Por lo que contó, le sucede algo parecido con los personajes: Franzen ha estado años componiendo escenarios en los cuales un personaje evoluciona página tras página sin que pueda descubrir a quién pertenecía la voz que brota escena por escena. En ese sentido, dijo, se trata de personajes creados en el proceso de la escritura, son el resultado de páginas y páginas de trabajo.
Antes de escucharlo y verlo había leído en la prensa local que quizá el verdadero motivo de la visita de Franzen a la Argentina fuera su deseo de avistar aves en la zona norte de Salta, “la provincia con mayor riqueza de aves de la Argentina”. Además de escritor, es un entusiasta de la ornitología y en Salta ningún Yulo, ningún Lechuzón orejudo o Cóndor andino se imaginaban que serían vistos por él.
Para nosotros, que permanecíamos en la penumbra del anfiteatro del Malba, Franzen, más bien tímido en apariencia, leyó el principio de Movimientos Fuertes (1992), Pureza (2015) y Las Correcciones (2001). Cada vez que se disponía a la lectura, engolaba ligeramente la voz, imponiéndose un tono casi teatral que bien contrastaba con las medias luces.

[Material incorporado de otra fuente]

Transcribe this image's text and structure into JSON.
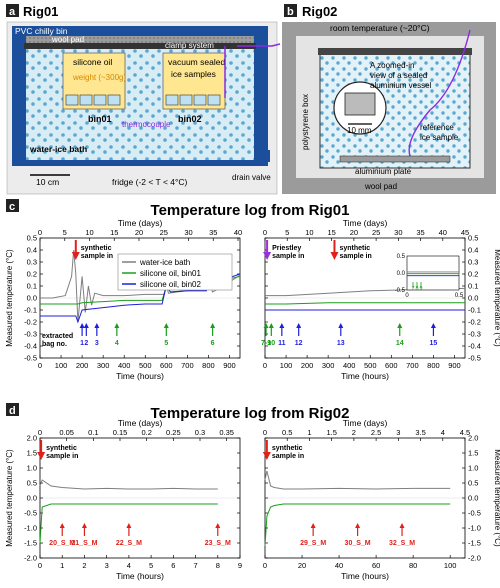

“La locura de un frente frío que barre la pradera en otoño” es la primera oración de uno de estos libros, que sigue de esta manera: “Se palpa: algo terrible va a ocurrir. El sol bajo, en el cielo: luminaria menor, estrella enfriándose. Ráfagas de desorden, sucesivas. Árboles inquietos, temperatura en descenso, toda la religión nórdica de las cosas llegando a su fin”.
Dudo que la inteligencia artificial pueda crear comienzos como estos y, si los creara, es seguro que no me conecte con ellos de la manera en que me conectaría con fragmentos salidos de la sensibilidad humana. Pero sigamos con las hipótesis y supongamos que la inteligencia artificial puede engañarme con una narración llena de colores y giros hasta emocionarme.
Solo que un día me enteraré: toda la sucesión de imágenes y sentimientos volcados no estaban basados en ninguna experiencia. La máquina que los habría creado era incapaz incluso de comprenderlos. Será un instante de frustración o, por lo menos, de duda. Habré de preguntarme: ¿qué me deja esta lectura? ¿Para qué sirve? ¿Qué aspecto de mi persona se verá reforzado después?